Using its “hype cycle” construct, Gartner maps new technologies onto five different stages. New, unproven technologies start as “technology triggers”, proceed to a “peak of inflated expectations” as early publicity generates hype, then descend into the “trough of disillusionment” as solutions that are still immature fail to fully deliver as hyped. Technologies with legs finally move to the two final, mature stages — the “slope of enlightenment” and the “plateau of productivity” as their real capabilities become better understood and mainstream adoption is achieved.
The full Gartner Hype Cycle for Cloud Security report is only available for Gartner subscribers. However, Forbes recently published discussion of how the consulting firm views the current status of Cloud Security solutions, which covers the report in depth.
Here’s what we found notable in the 2020 report.
The Merger of ZTNA and Microsegmentation
Zero Trust Network Access (ZTNA) is a cybersecurity technology that limits user access to applications based on their need – and authorization — to use that application. ZTNA is typically managed on the basis of Role Based Access Control, under which all users who fill a particular role within an organization are granted access to a particular, presumed relevant, set of applications. ZTNA solutions are typically cloud based and can control access to applications hosted either in the cloud or on the company’s own servers. ZTNA manages the “North-South” connection, via which users from outside the local network access apps on the network or users from any location access cloud apps. It addresses the secure user-to-application access use case for organizations.
Microsegmentation addresses the component-to-component or resource-to-resource scenario, focusing on the company’s own network and the “East-West” traffic within it. If a hacker manages to get into the company network, microsegmentation limits the extent of the damage they can do or the data the can access, since apps are isolated from one another.
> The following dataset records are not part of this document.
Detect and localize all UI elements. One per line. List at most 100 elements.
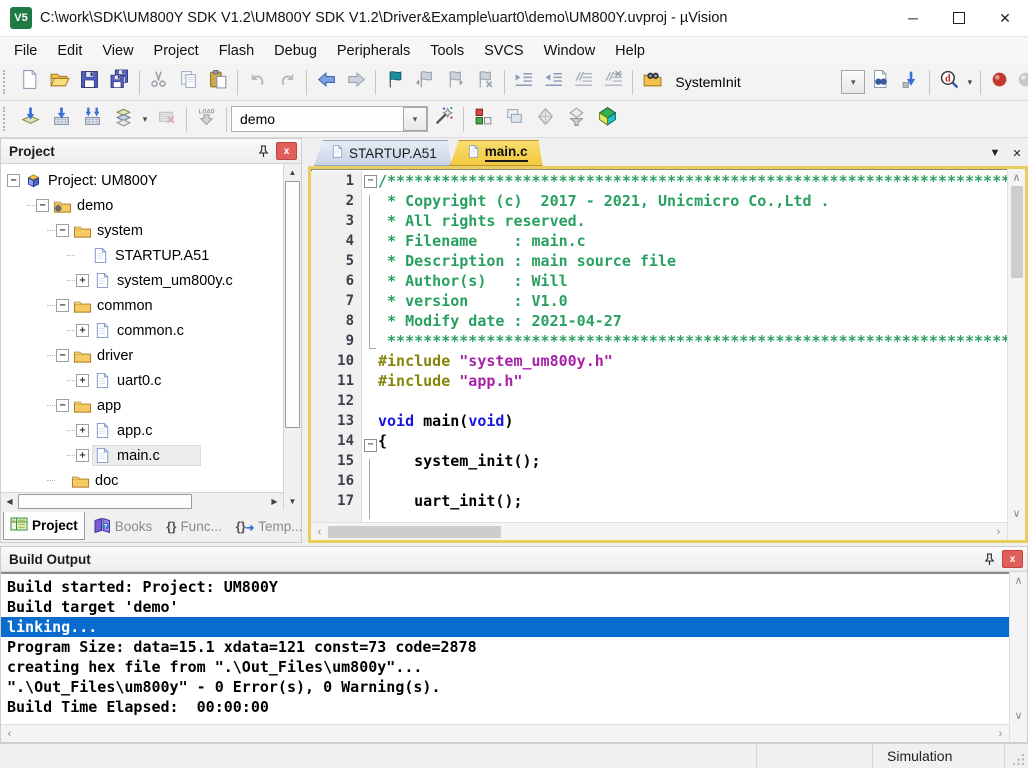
start-stop-debug-button[interactable]: d — [934, 68, 964, 97]
collapse-icon[interactable]: − — [56, 224, 69, 237]
menu-item-project[interactable]: Project — [144, 41, 209, 61]
fold-collapse-icon[interactable]: − — [364, 439, 377, 452]
find-combo[interactable]: SystemInit▾ — [667, 70, 865, 94]
tree-item-common.c[interactable]: +common.c — [1, 318, 283, 343]
pin-panel-button[interactable] — [253, 142, 273, 160]
build-button[interactable] — [46, 105, 77, 134]
stop-build-button[interactable] — [151, 105, 182, 134]
fold-marker[interactable]: − — [362, 175, 378, 195]
translate-button[interactable] — [15, 105, 46, 134]
incremental-find-button[interactable] — [895, 68, 925, 97]
find-in-files-button[interactable] — [865, 68, 895, 97]
download-button[interactable]: LOAD — [191, 105, 222, 134]
expand-icon[interactable]: + — [76, 449, 89, 462]
select-software-packs-button[interactable] — [530, 105, 561, 134]
scroll-up-icon[interactable]: ∧ — [1008, 169, 1025, 186]
clear-bookmarks-button[interactable] — [470, 68, 500, 97]
navigate-forward-button[interactable] — [341, 68, 371, 97]
uncomment-selection-button[interactable] — [599, 68, 629, 97]
close-panel-button[interactable]: x — [276, 142, 297, 160]
collapse-icon[interactable]: − — [56, 299, 69, 312]
build-output-vertical-scrollbar[interactable]: ∧ ∨ — [1009, 572, 1027, 724]
tree-item-demo[interactable]: −demo — [1, 193, 283, 218]
editor-vertical-scrollbar[interactable]: ∧ ∨ — [1007, 169, 1025, 522]
document-list-button[interactable]: ▼ — [984, 142, 1006, 164]
scroll-left-icon[interactable]: ◀ — [1, 493, 18, 510]
close-button[interactable]: ✕ — [982, 1, 1028, 35]
tree-item-app.c[interactable]: +app.c — [1, 418, 283, 443]
previous-bookmark-button[interactable] — [410, 68, 440, 97]
fold-marker[interactable]: − — [362, 439, 378, 459]
scroll-down-icon[interactable]: ∨ — [1010, 707, 1027, 724]
close-document-button[interactable]: ✕ — [1006, 142, 1028, 164]
menu-item-peripherals[interactable]: Peripherals — [327, 41, 420, 61]
save-all-button[interactable] — [105, 68, 135, 97]
scroll-down-icon[interactable]: ∨ — [1008, 505, 1025, 522]
manage-run-time-environment-button[interactable] — [468, 105, 499, 134]
target-select-combo-dropdown-button[interactable]: ▾ — [403, 107, 427, 131]
copy-button[interactable] — [173, 68, 203, 97]
panel-tab-temp[interactable]: {}➜Temp... — [230, 515, 309, 538]
document-tab-startup.a51[interactable]: STARTUP.A51 — [314, 140, 452, 166]
editor-horizontal-scrollbar[interactable]: ‹ › — [311, 522, 1007, 540]
close-panel-button[interactable]: x — [1002, 550, 1023, 568]
target-select-combo[interactable]: demo▾ — [231, 106, 428, 132]
batch-build-dropdown-caret-icon[interactable]: ▾ — [139, 114, 151, 125]
paste-button[interactable] — [203, 68, 233, 97]
save-button[interactable] — [75, 68, 105, 97]
scrollbar-thumb[interactable] — [18, 494, 192, 509]
pack-installer-button[interactable] — [592, 105, 623, 134]
resize-grip[interactable] — [1004, 744, 1028, 768]
next-bookmark-button[interactable] — [440, 68, 470, 97]
batch-build-button[interactable] — [108, 105, 139, 134]
target-options-button[interactable] — [428, 105, 459, 134]
scrollbar-thumb[interactable] — [285, 181, 300, 428]
debug-dropdown-caret-icon[interactable]: ▾ — [964, 77, 976, 88]
menu-item-view[interactable]: View — [92, 41, 143, 61]
menu-item-help[interactable]: Help — [605, 41, 655, 61]
expand-icon[interactable]: + — [76, 324, 89, 337]
scroll-down-icon[interactable]: ▼ — [283, 492, 301, 510]
scroll-right-icon[interactable]: › — [992, 725, 1009, 742]
maximize-button[interactable] — [936, 1, 982, 35]
menu-item-file[interactable]: File — [4, 41, 47, 61]
undo-button[interactable] — [242, 68, 272, 97]
tree-item-doc[interactable]: doc — [1, 468, 283, 492]
menu-item-svcs[interactable]: SVCS — [474, 41, 534, 61]
scroll-up-icon[interactable]: ▲ — [284, 164, 301, 181]
project-tree-horizontal-scrollbar[interactable]: ◀ ▶ — [1, 492, 283, 510]
pin-panel-button[interactable] — [979, 550, 999, 568]
flash-options-button[interactable] — [561, 105, 592, 134]
toolbar-grip[interactable] — [3, 70, 11, 94]
panel-tab-books[interactable]: ?Books — [87, 513, 159, 540]
expand-icon[interactable]: + — [76, 374, 89, 387]
tree-item-startup.a51[interactable]: STARTUP.A51 — [1, 243, 283, 268]
menu-item-debug[interactable]: Debug — [264, 41, 327, 61]
tree-item-project-um800y[interactable]: −Project: UM800Y — [1, 168, 283, 193]
navigate-back-button[interactable] — [311, 68, 341, 97]
menu-item-edit[interactable]: Edit — [47, 41, 92, 61]
tree-item-system[interactable]: −system — [1, 218, 283, 243]
toggle-bookmark-button[interactable] — [380, 68, 410, 97]
scroll-left-icon[interactable]: ‹ — [311, 523, 328, 540]
project-tree-vertical-scrollbar[interactable]: ▲ — [283, 164, 301, 492]
tree-item-common[interactable]: −common — [1, 293, 283, 318]
scrollbar-thumb[interactable] — [1011, 186, 1023, 278]
new-file-button[interactable] — [15, 68, 45, 97]
manage-project-items-button[interactable] — [499, 105, 530, 134]
collapse-icon[interactable]: − — [36, 199, 49, 212]
redo-button[interactable] — [272, 68, 302, 97]
comment-selection-button[interactable] — [569, 68, 599, 97]
find-combo-dropdown-button[interactable]: ▾ — [841, 70, 865, 94]
tree-item-app[interactable]: −app — [1, 393, 283, 418]
insert-breakpoint-button[interactable] — [985, 68, 1015, 97]
expand-icon[interactable]: + — [76, 274, 89, 287]
scrollbar-thumb[interactable] — [328, 526, 501, 538]
tree-item-driver[interactable]: −driver — [1, 343, 283, 368]
scroll-up-icon[interactable]: ∧ — [1010, 572, 1027, 589]
minimize-button[interactable]: ─ — [890, 1, 936, 35]
code-editor[interactable]: /***************************************… — [378, 171, 1007, 522]
tree-item-uart0.c[interactable]: +uart0.c — [1, 368, 283, 393]
outdent-button[interactable] — [539, 68, 569, 97]
rebuild-button[interactable] — [77, 105, 108, 134]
It makes sense for these two approaches to merge, since together they provide a comprehensive Zero Trust approach to network security. Most enterprises today operate in hybrid cloud environments, with some resources in the cloud and some on the company network. With the coronavirus pandemic still not contained, users may be working on site and physically connected to the company network, or working – and connecting — remotely. As such, a comprehensive approach to security is required, which provides similar protections regardless of where the user or app resides.
A comprehensive approach needs to address ALL of an organization’s IT resources – including legacy host-based systems (some companies still have essential apps running on 20+ year old AS400 systems). It also needs to support the many different ways users may be accessing resources, including Remote Desktop systems that are critical in many situations, like today’s, when more users than usual are working from home.
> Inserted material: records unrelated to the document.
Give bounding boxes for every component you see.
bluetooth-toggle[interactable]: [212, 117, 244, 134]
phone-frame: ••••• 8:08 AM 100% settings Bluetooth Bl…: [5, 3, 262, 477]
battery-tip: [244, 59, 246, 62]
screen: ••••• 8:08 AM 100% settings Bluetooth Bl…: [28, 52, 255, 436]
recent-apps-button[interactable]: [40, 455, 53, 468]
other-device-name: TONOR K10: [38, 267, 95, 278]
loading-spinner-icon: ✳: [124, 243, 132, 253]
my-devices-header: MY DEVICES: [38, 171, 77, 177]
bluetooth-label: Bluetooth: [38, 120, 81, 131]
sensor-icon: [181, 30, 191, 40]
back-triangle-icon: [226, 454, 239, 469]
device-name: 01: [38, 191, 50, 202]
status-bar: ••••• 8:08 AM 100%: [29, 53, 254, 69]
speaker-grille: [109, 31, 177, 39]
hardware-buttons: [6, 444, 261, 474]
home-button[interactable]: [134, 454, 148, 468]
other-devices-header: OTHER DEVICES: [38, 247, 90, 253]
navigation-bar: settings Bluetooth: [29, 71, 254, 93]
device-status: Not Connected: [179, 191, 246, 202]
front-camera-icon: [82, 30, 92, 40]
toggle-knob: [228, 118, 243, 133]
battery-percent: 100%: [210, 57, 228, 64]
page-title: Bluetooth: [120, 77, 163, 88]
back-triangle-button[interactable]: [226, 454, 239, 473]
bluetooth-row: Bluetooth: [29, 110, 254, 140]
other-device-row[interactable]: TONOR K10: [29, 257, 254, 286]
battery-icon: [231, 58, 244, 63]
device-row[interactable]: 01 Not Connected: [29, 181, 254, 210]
Ericom Application Isolator is an example of a solution that combines ZTNA with microsegmentation, enabling secure granular access for users in either North-South or East-West connection scenarios.
Hype for Secure Access Service Edge (SASE)
According to its placement on the report’s curve, Secure Access Service Edge (SASE) is one of the most hyped cybersecurity technologies of 2020. When discussing SASE, the report cautions clients to be wary of SASE “slideware” and “marketectures” that don’t provide true cloud-based delivery.
SASE network architectures are designed to address the types of security challenges detailed above — resources located on the company network and outside or it, in the cloud; and users who may be working in the office, at home or virtually anywhere. SASE combines software-defined wide area networking (SD-WAN) with cloud-based security to implement an integrated Zero Trust access approach.
SASE is an emerging technology construct; as such, most vendors don’t have all of the broad set of features and capabilities that Gartner lists. Ericom works with a number of security vendors to integrate our Remote Browser Isolation (RBI) solution as a key technology in their SASE platforms.
The fact that Web/Cloud Application Isolation wasn’t included as an emerging technology in Gartner’s Hype Cycle was surprising, since it functions as a next generation Web Application Firewall (WAF). WAFs are typically policy-driven; Cloud App Isolation, in contrast, is comprehensive, since it “air gaps” apps from users and prevents them from viewing any web-facing app code. It’s a more complete way to protect web applications from malicious agents, who might be seeking a way to penetrate company networks, systems, or data. Cybercriminals do reconnaissance on exposed web code/APIs to find exploitable vulnerabilities. By removing the ability to examine web-facing code from view, the attack surface on applications is greatly reduced. Cloud Application Isolation can be thought of as the flip side of RBI. RBI protects users from malicious websites and malware, while Cloud App Isolation effectively protects apps from malicious users or devices.